Friday, September 21, 2018

Review: Assassination Nation


There is nothing quite like a film trying to front as a female empowerment tale that constantly leers at its young stars and is directed by a man to set off my bullshit meter. Assassination Nation wants desperately to be an exposé on social media, teen culture, and America's violent nature. It is none of those things. It is a message movie whose message is constantly undercut by its non-stop violence and sex. I doubt there will be a more annoying film this year (please let me be right about this).

The film opens with a trigger warning, declaring its desire to shock and provoke. There will be swearing, nudity, rape, homophobia and more. It then soon claims to be a thousand percent true. Assassination Nation screams at its audience, warning them they will be offended. This is never a good sign. It wants to quickly take shots at the uncool, the conservatives, in some sort of perceived culture war that it aims to comment on.

The plot follows a group of high school babes in Salem. It took me most of the film to confirm this is the witch Salem and not the one in Oregon. Lily (Odessa Young) and her friends live their life online, except when parading around high-school wearing fetish porn clothing. The communicate in meme-style provocations. Lily is caught between her boyfriend (Bill Skarsgard) and an older man whom she sexts with named "Daddy." Lily is a bright student with a desire to titillate with every action. Early on she is brought into the principal's office for drawing images of women masturbating. In her defense, she launches into a monologue about how her art stands against the patriarchy and reveals the pressures of perfection women feel. The principal tells her she is brilliant in a line of dialogue that feels like the writer/director Sam Levinson congratulating himself on his own writing.

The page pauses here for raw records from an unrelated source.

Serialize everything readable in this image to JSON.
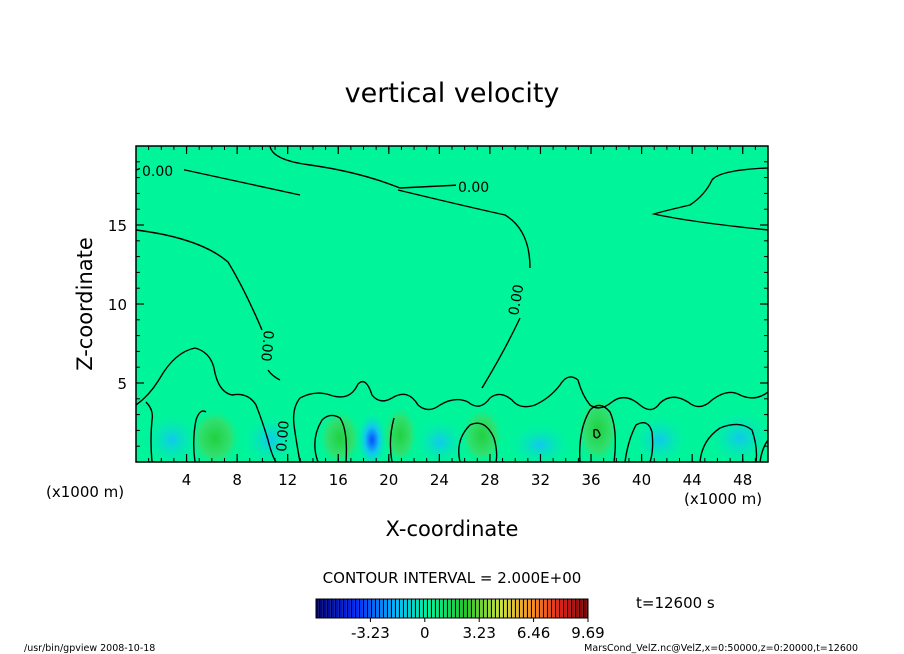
{
  "chart_data": {
    "type": "heatmap",
    "title": "vertical velocity",
    "xlabel": "X-coordinate",
    "ylabel": "Z-coordinate",
    "x_unit_label": "(x1000 m)",
    "x_ticks": [
      4,
      8,
      12,
      16,
      20,
      24,
      28,
      32,
      36,
      40,
      44,
      48
    ],
    "y_ticks": [
      5,
      10,
      15
    ],
    "xlim": [
      0,
      50
    ],
    "ylim": [
      0,
      20
    ],
    "contour_labels": [
      "0.00",
      "0.00",
      "0.00",
      "0.00",
      "0.00"
    ],
    "contour_interval_text": "CONTOUR INTERVAL = 2.000E+00",
    "time_text": "t=12600 s",
    "colorbar": {
      "tick_labels": [
        "-3.23",
        "0",
        "3.23",
        "6.46",
        "9.69"
      ],
      "tick_values": [
        -3.23,
        0,
        3.23,
        6.46,
        9.69
      ],
      "range": [
        -6.46,
        9.69
      ]
    },
    "background_color": "#00f59a",
    "footer_left": "/usr/bin/gpview   2008-10-18",
    "footer_right": "MarsCond_VelZ.nc@VelZ,x=0:50000,z=0:20000,t=12600"
  }
}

The film's plot shifts when someone leaks the whole towns internet and mobile histories. Soon the town devolves into a Purge-like chaos and everyone wants to kill Lily, whom they think did it. If the film was unbelievable in its first half that tries to expose the horrors of teen life, then the second half is even less plausible.

Assassination Nation assaults the viewer with an excess of style. There is a copious amount of split-screen used that serves little point that to be stylish. The same is true of the impressive but empty long takes that Levinson employs. There are talented people working on this film but the screenplay is so empty and vile that none of it serves to make the film better.

The film's weak social commentary is derivative. Assassination Nation plays like the polar opposite of this year's Eight Grade. That film shows the realities of social media on teen life with a big heart and an honest voice. Assassination Nation takes away all of that sincerity and replaces it with a teenage boy's idea of depth and commentary. The film desperately wants to preach about the patriarchal society we live in and aims to be feminist. However, this completely fails as the camera lingers on every inch of exposed skin of these females. I can't help but wonder how much better this could have been if directed by a woman. There is just something so disingenuous about the film's goals here.

Desperate to be edgy and profound, Assassination Nation is just profoundly annoying. It is in love with its own provocative nature but lacks any depth for any of it to mean anything. It reminded me of the far superior Spring Breakers. That film had a clear-eyed perspective and a point. This film has neither. It is quite simply one of the worst films of the year.